With ample lead times, the federal government properly demands these ever-higher standards because individual consumers have neither the influence nor the direct interest in insisting on technological advances – the added increment of air pollution produced as a result of powering an older refrigerator matters for health reasons only when many old refrigerators are considered together. The same goes for everything from vehicle efficiency to wood stove technology. That’s why it is important for air-pollution issues to be considered on a national – or international – scale and why the Bush administration should remain an energetic partner in lawsuits by the Northeast to clean up old coal-fired power plants in the Midwest and South.
Without the Environmental Protection Agency, Northeast states would lose some of their legal standing to require that the old but recently expanded power plants fall under the new rules for pollution limits, lose the resources of the federal agencies to work on the suits and possibly lose the progress that had been made in limiting the pollution coming from those plants and drifting toward this region. The federal government’s participation provides influence but also establishes that curbing this harmful pollution is in the national interest.
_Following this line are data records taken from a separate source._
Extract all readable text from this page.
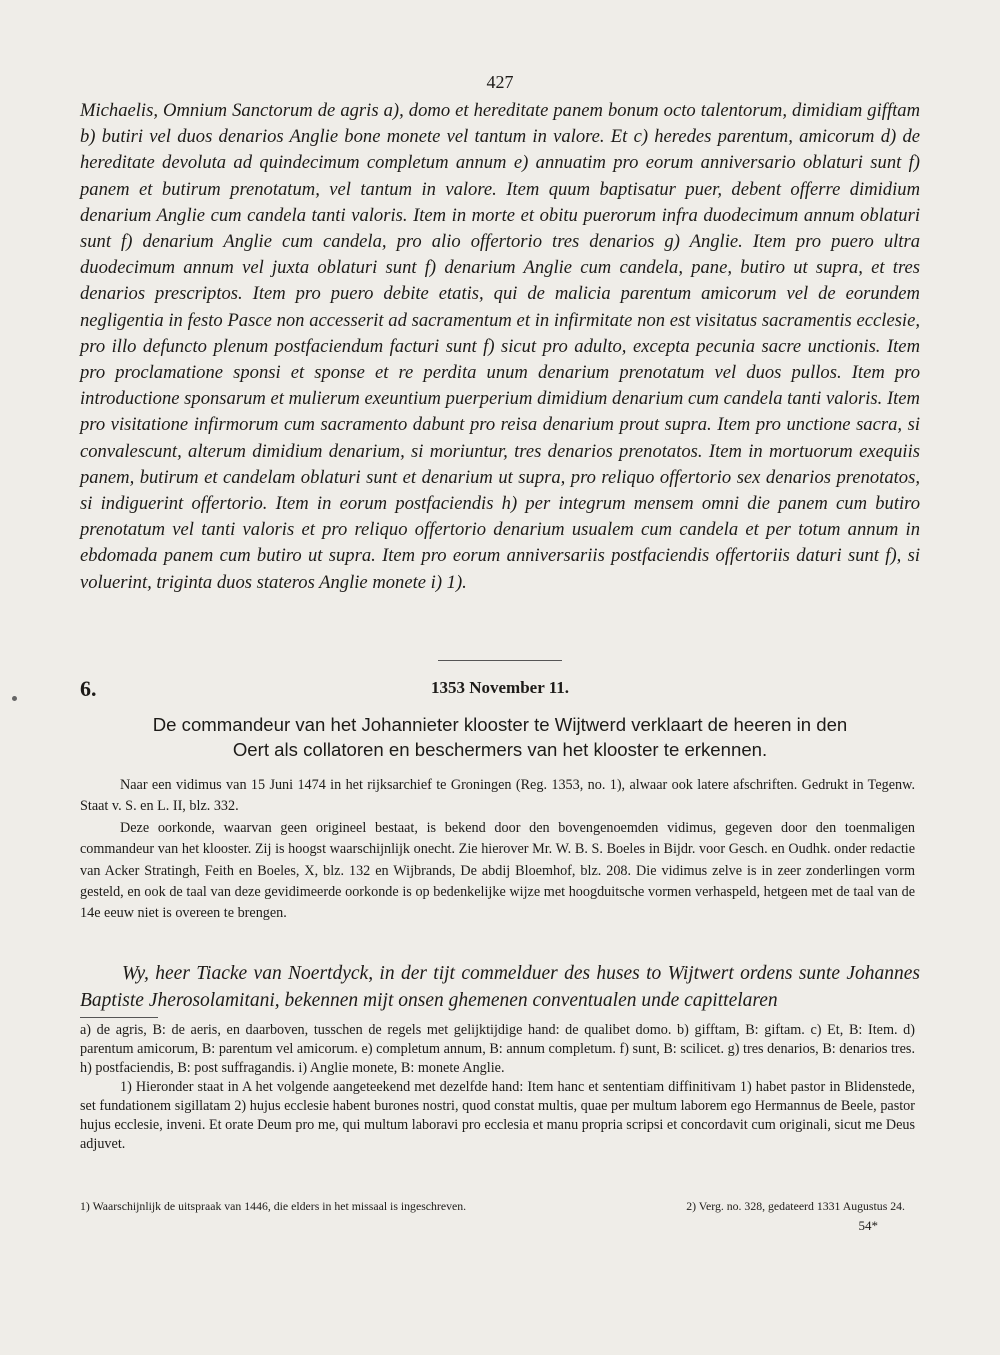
427

Michaelis, Omnium Sanctorum de agris a), domo et hereditate panem bonum octo talentorum, dimidiam gifftam b) butiri vel duos denarios Anglie bone monete vel tantum in valore. Et c) heredes parentum, amicorum d) de hereditate devoluta ad quindecimum completum annum e) annuatim pro eorum anniversario oblaturi sunt f) panem et butirum prenotatum, vel tantum in valore. Item quum baptisatur puer, debent offerre dimidium denarium Anglie cum candela tanti valoris. Item in morte et obitu puerorum infra duodecimum annum oblaturi sunt f) denarium Anglie cum candela, pro alio offertorio tres denarios g) Anglie. Item pro puero ultra duodecimum annum vel juxta oblaturi sunt f) denarium Anglie cum candela, pane, butiro ut supra, et tres denarios prescriptos. Item pro puero debite etatis, qui de malicia parentum amicorum vel de eorundem negligentia in festo Pasce non accesserit ad sacramentum et in infirmitate non est visitatus sacramentis ecclesie, pro illo defuncto plenum postfaciendum facturi sunt f) sicut pro adulto, excepta pecunia sacre unctionis. Item pro proclamatione sponsi et sponse et re perdita unum denarium prenotatum vel duos pullos. Item pro introductione sponsarum et mulierum exeuntium puerperium dimidium denarium cum candela tanti valoris. Item pro visitatione infirmorum cum sacramento dabunt pro reisa denarium prout supra. Item pro unctione sacra, si convalescunt, alterum dimidium denarium, si moriuntur, tres denarios prenotatos. Item in mortuorum exequiis panem, butirum et candelam oblaturi sunt et denarium ut supra, pro reliquo offertorio sex denarios prenotatos, si indiguerint offertorio. Item in eorum postfaciendis h) per integrum mensem omni die panem cum butiro prenotatum vel tanti valoris et pro reliquo offertorio denarium usualem cum candela et per totum annum in ebdomada panem cum butiro ut supra. Item pro eorum anniversariis postfaciendis offertoriis daturi sunt f), si voluerint, triginta duos stateros Anglie monete i) 1).

6.	1353 November 11.

De commandeur van het Johannieter klooster te Wijtwerd verklaart de heeren in den Oert als collatoren en beschermers van het klooster te erkennen.

Naar een vidimus van 15 Juni 1474 in het rijksarchief te Groningen (Reg. 1353, no. 1), alwaar ook latere afschriften. Gedrukt in Tegenw. Staat v. S. en L. II, blz. 332.

Deze oorkonde, waarvan geen origineel bestaat, is bekend door den bovengenoemden vidimus, gegeven door den toenmaligen commandeur van het klooster. Zij is hoogst waarschijnlijk onecht. Zie hierover Mr. W. B. S. Boeles in Bijdr. voor Gesch. en Oudhk. onder redactie van Acker Stratingh, Feith en Boeles, X, blz. 132 en Wijbrands, De abdij Bloemhof, blz. 208. Die vidimus zelve is in zeer zonderlingen vorm gesteld, en ook de taal van deze gevidimeerde oorkonde is op bedenkelijke wijze met hoogduitsche vormen verhaspeld, hetgeen met de taal van de 14e eeuw niet is overeen te brengen.

Wy, heer Tiacke van Noertdyck, in der tijt commelduer des huses to Wijtwert ordens sunte Johannes Baptiste Jherosolamitani, bekennen mijt onsen ghemenen conventualen unde capittelaren

a) de agris, B: de aeris, en daarboven, tusschen de regels met gelijktijdige hand: de qualibet domo. b) gifftam, B: giftam. c) Et, B: Item. d) parentum amicorum, B: parentum vel amicorum. e) completum annum, B: annum completum. f) sunt, B: scilicet. g) tres denarios, B: denarios tres. h) postfaciendis, B: post suffragandis. i) Anglie monete, B: monete Anglie.

1) Hieronder staat in A het volgende aangeteekend met dezelfde hand: Item hanc et sententiam diffinitivam 1) habet pastor in Blidenstede, set fundationem sigillatam 2) hujus ecclesie habent burones nostri, quod constat multis, quae per multum laborem ego Hermannus de Beele, pastor hujus ecclesie, inveni. Et orate Deum pro me, qui multum laboravi pro ecclesia et manu propria scripsi et concordavit cum originali, sicut me Deus adjuvet.

1) Waarschijnlijk de uitspraak van 1446, die elders in het missaal is ingeschreven.	2) Verg. no. 328, gedateerd 1331 Augustus 24.
54*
A new study reported in Science said cutting greenhouse gases produced by burning fossil fuels could save tens of thousands of lives. The pollution itself may not cause the deaths but can trigger breathing or heart problems that do, according to doctors. Of the fossil fuels used to produce electricity, coal is usually the dirtiest. Major coal plants in the Midwest and South won exemptions under Clean Air Act regulations only for existing facilities, with the understanding that expansions to those facilities would meet the standards. They haven’t, while at the same time downwind states in the Northeast are struggling to meet Clean Air standards by restricting in-state sources of pollution.
The EPA was reviewing the power-plant suits, begun under the Clinton administration, with a decision on whether to proceed originally expected this week. That announcement has now been pushed into next month, and the Northeast, which has been trying to persuade its upwind neighbors to clean up for more than a decade, is understandably worried. The debate within the Bush administration, according to news reports, is between the Justice Department and the EPA, headed by Christine Todd Whitman, who helped launch the suits when she was governor of New Jersey.
Now as administrator of the EPA, Ms. Whitman is likely to be offering a vigorous argument for keeping the federal government involved.
But she will not win alone. Republican members of Congress from the Northeast, including Maine’s senators, need to continue to press President Bush on this issue. Individual states, even working together, are unlikely to make much of a difference in setting pollution standards for the coal plants. But as with so many other sources of pollution, the federal government should see its interest in protecting all residents from the unhealthy effects of these plants.